Human resources is a fast-growing career field, offering a wide range of great opportunities. There are many HR job titles that you can qualify for as a preferred HR career if you are interested in pursuing a career in this field. According to career analysts, the number of jobs in Human Resources is expected to increase in the future. This means, there is no better time to prepare for and start your career in Human Resources than right now.
If you are wondering how to start a career of your own and grow to become an expert in Human Resources, we have put together some useful and reliable information to act as a guide. This post will help you through the process of understanding Human Resources, and getting ready for a rewarding career.
Personal Qualification – Do you have what it takes?
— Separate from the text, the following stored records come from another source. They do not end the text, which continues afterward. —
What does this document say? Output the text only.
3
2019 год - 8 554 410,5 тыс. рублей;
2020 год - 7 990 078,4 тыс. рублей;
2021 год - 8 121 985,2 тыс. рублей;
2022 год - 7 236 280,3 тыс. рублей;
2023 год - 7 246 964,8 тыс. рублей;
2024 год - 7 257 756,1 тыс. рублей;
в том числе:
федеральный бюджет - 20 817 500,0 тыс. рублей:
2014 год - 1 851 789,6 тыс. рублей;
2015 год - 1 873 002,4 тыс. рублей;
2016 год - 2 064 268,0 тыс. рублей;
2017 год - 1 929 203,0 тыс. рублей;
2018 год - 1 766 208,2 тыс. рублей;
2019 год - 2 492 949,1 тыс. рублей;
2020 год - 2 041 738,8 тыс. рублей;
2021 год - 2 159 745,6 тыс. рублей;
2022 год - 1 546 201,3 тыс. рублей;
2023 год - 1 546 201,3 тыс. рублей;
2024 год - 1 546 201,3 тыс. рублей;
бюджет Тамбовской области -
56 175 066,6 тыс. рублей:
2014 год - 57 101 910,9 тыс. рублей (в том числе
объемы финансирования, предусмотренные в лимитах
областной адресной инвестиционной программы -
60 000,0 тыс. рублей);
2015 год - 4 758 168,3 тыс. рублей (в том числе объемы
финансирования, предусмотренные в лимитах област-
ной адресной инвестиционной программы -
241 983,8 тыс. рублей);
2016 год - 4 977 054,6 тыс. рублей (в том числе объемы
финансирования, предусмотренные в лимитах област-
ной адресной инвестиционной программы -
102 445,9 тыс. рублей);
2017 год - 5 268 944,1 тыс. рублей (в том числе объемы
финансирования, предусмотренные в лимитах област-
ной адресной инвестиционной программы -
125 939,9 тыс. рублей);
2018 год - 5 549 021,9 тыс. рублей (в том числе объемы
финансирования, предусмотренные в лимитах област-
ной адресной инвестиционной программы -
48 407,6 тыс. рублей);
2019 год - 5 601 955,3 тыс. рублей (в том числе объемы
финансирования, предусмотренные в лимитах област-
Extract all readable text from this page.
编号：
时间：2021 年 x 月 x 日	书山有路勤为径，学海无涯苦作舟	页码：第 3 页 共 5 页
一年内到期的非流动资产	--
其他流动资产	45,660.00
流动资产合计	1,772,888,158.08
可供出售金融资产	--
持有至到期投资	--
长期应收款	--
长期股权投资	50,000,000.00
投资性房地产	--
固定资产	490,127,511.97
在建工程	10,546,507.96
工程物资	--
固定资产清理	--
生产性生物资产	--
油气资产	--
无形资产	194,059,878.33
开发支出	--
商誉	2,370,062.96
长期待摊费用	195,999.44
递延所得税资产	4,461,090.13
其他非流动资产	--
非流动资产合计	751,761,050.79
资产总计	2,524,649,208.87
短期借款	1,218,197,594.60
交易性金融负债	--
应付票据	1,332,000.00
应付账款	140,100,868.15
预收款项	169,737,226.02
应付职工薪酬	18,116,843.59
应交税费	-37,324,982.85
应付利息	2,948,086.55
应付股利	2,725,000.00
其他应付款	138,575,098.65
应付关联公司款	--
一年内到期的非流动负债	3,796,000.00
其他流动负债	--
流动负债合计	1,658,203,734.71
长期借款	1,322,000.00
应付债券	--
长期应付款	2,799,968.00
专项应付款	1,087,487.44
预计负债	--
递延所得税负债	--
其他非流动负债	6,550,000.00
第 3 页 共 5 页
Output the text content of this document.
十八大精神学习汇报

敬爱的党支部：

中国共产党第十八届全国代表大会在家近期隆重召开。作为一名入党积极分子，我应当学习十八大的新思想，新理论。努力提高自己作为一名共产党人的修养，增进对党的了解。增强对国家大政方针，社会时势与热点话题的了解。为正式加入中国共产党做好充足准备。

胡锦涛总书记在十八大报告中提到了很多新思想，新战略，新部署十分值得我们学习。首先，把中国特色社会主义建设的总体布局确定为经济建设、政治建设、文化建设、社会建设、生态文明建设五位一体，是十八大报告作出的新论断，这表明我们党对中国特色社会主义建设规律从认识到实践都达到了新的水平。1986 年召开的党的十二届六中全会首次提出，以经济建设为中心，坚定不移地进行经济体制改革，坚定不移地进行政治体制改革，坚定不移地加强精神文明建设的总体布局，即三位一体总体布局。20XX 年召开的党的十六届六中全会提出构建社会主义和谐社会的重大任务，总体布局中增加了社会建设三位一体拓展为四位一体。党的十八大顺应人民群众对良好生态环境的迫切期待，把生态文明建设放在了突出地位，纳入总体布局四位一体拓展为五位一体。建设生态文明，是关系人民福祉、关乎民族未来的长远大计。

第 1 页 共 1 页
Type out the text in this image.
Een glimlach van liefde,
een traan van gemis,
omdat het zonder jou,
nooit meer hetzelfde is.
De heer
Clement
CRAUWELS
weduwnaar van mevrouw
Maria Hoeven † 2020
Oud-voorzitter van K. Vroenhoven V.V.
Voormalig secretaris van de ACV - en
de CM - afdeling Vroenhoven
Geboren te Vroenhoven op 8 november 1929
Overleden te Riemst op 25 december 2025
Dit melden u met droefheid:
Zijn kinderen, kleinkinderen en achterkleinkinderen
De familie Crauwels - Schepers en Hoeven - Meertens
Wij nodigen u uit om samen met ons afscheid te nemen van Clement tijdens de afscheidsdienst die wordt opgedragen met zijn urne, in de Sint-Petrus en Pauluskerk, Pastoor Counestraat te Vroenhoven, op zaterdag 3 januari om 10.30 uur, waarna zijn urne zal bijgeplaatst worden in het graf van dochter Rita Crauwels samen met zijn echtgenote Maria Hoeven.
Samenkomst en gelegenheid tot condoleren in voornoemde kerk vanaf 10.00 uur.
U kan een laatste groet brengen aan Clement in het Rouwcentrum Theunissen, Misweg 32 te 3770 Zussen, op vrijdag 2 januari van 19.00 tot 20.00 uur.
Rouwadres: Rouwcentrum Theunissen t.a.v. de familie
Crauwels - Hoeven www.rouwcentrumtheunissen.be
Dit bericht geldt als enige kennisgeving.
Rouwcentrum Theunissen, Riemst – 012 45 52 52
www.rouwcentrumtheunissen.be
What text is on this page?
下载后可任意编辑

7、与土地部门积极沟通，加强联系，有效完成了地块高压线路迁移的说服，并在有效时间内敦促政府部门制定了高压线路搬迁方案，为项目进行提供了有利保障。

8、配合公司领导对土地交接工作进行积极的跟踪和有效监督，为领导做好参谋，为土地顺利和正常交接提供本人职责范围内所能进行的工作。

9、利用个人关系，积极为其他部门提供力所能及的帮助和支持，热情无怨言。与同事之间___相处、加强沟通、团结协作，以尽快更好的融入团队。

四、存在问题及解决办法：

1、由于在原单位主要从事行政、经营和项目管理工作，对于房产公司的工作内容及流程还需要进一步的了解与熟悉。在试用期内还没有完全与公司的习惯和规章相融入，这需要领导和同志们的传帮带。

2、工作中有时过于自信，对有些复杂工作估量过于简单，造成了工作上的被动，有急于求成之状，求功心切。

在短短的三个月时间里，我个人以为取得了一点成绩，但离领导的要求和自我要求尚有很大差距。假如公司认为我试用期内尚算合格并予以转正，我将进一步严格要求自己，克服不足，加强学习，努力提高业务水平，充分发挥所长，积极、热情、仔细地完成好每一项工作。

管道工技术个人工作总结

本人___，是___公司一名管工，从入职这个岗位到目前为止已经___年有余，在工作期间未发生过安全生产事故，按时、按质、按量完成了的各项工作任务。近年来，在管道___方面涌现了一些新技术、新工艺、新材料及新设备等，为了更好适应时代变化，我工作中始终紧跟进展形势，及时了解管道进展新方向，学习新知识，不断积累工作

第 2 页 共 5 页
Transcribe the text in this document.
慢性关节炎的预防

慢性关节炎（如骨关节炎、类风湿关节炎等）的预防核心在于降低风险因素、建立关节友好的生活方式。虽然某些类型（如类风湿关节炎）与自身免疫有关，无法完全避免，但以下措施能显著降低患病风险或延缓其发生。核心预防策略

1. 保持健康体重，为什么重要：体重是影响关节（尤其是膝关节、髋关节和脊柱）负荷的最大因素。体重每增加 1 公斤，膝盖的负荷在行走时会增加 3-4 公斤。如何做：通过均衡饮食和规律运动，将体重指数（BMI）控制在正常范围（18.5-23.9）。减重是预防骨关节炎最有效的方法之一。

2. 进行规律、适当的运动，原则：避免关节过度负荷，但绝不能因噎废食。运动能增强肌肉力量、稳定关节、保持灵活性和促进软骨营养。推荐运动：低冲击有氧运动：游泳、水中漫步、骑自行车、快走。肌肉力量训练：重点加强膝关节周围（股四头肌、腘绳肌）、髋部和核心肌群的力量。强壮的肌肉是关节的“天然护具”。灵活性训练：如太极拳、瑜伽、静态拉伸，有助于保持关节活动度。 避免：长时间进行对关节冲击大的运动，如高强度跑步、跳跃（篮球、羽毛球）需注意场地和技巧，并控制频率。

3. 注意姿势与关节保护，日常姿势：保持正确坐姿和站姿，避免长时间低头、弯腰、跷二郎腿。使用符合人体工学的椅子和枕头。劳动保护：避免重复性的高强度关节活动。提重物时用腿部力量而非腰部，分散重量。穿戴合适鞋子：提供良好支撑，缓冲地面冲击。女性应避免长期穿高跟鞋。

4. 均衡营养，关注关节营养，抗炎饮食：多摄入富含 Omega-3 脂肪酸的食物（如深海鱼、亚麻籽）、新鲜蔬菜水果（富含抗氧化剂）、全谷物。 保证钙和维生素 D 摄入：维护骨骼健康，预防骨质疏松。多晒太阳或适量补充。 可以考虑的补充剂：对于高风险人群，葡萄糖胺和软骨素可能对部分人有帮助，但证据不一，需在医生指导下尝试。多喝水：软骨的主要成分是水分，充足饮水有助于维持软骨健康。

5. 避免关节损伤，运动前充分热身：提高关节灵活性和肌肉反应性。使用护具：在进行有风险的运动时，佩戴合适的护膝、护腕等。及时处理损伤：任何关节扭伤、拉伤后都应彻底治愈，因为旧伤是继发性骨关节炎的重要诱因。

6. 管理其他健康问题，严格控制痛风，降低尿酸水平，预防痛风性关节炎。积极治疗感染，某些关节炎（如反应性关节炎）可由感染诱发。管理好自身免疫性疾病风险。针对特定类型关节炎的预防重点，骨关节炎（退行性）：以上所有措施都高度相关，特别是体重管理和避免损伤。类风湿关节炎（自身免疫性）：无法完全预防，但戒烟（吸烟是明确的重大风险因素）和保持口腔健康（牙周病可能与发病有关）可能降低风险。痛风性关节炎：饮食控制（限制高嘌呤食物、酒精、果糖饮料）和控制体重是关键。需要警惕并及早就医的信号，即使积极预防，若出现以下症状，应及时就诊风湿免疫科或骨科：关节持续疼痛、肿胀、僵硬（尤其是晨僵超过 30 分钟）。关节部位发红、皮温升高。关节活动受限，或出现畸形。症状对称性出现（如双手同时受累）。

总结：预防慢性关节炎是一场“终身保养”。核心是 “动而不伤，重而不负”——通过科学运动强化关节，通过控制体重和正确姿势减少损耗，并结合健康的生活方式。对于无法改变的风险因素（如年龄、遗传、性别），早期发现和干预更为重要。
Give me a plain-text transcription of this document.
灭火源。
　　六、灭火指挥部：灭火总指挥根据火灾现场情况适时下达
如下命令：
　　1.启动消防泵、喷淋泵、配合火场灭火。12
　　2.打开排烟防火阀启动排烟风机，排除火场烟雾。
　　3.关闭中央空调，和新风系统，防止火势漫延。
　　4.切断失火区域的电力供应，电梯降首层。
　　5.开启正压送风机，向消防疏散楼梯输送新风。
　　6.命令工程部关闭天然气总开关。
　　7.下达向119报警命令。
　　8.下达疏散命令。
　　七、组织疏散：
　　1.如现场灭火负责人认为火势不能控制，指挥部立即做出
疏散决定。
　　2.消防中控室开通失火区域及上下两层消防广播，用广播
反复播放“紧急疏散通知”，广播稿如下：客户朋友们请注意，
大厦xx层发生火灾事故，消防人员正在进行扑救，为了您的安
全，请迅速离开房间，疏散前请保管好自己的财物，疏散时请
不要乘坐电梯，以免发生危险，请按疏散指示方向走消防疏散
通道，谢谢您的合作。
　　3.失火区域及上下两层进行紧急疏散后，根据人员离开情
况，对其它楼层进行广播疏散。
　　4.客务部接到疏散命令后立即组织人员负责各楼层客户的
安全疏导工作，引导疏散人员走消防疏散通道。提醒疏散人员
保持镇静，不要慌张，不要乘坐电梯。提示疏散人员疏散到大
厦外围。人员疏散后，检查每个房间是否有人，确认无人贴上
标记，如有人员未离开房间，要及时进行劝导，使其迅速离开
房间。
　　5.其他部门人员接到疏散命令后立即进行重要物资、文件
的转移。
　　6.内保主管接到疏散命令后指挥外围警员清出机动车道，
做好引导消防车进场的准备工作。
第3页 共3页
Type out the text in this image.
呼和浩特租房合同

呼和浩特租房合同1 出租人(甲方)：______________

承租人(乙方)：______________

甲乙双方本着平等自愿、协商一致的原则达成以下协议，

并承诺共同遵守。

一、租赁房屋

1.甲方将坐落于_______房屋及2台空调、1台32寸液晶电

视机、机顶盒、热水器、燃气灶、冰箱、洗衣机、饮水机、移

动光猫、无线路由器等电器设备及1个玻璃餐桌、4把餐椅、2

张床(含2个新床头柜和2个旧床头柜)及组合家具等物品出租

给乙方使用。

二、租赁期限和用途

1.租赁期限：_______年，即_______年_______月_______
As important as education is, there are other skills and qualifications that are also as important as your degree and coursework. The personal qualifications you will need to help you successfully work in HR include:
- Effective spoken and written communication skills
- Effective interpersonal skills so that you can successfully interact with the organisation’s employees no matter their level or background
- Conflict resolution skills, with the ability to initiate and mediate conflicts within the workplace
- Demonstrate a high level of integrity, fairness and confidentiality
- Able to set and accomplish goals and work as a member of a team
- Knowledge of how to efficiently make use computers and information systems
- Comfort working with people from diverse backgrounds, including educational levels, work experience, religious practices, ages, cultural heritages, and having differing views
- Understanding of statistics and finance
Different universities and colleges offer educational programs that grant degrees in human resources upon completion, in addition to HR specialities like business, training or development. Depending on your school of choice, courses that lead to a career in Human Resources can generally be found in departments such as human services, organisation development, communication, public administration, education, business, and instructional design or technology.
There are three key points to keep in mind in order to ensure that HR career and job opportunities will continue to be available for you:
- Understand that the duties and responsibilities of HR workers will always be diverse and will vary in accordance with their educational background.
- Most HR specialities require certifications and previous experience, as they are essential to move on to more advanced positions like managers, mediators and arbitrators.
- A combination of a college degree and an earned certification makes a solid foundation and opens the door to great job opportunities in Human Resources.
A look through available HR jobs will show you that many of them require industry-standard credentials such as PHR (Professional in Human Resources) and SPHR (Senior Professional in Human Resources) certification. These types of certification are granted by the HRCI (HR Certification Institute).
As a result of the serious emphasis placed on these credentials by employers, it makes sense that certification would be the foremost recommendation for people preparing for a career in Human Resources.
In order to achieve long lasting success as an HR practitioner, certification is essential. However, without a significant exempt-level (professional) experience in the field of Human Resource Management, you cannot be qualified to attempt either the PHR or SPHR exam.
How to Gain Experience
Practical experience related to HR practice will go a long way to ensure you have an appealing background to employers. If you are in school or planning to return to school, schedule time to take part in a relevant internship to gain useful experience. Other ways to gain HR experience include:
- Seeking for entry-level employment that will provide you with exposure to relevant aspects of the industry. These include record-keeping, payroll, and different other administrative functions involved with dealing with employees.
- Even at your current workplace, you can find opportunities to develop essential HR skills. Volunteer to serve on tasks forces related to employee issues, train or mentor new employees. If possible, let your boss know of your interest in transitioning into HR and request for opportunities to cross train in related areas.
Professional Networking in Human Resources
Membership in a professional organisation also plays a key role in enjoying success in your chosen field. The SHRM (Society for Human Resource Management) chapter is a place where you can develop relationships and network with HR professionals close to you. Such people may be in a position to help you begin or transition your career, and by becoming an active member, you’ll have the chance to meet them and expand your horizons.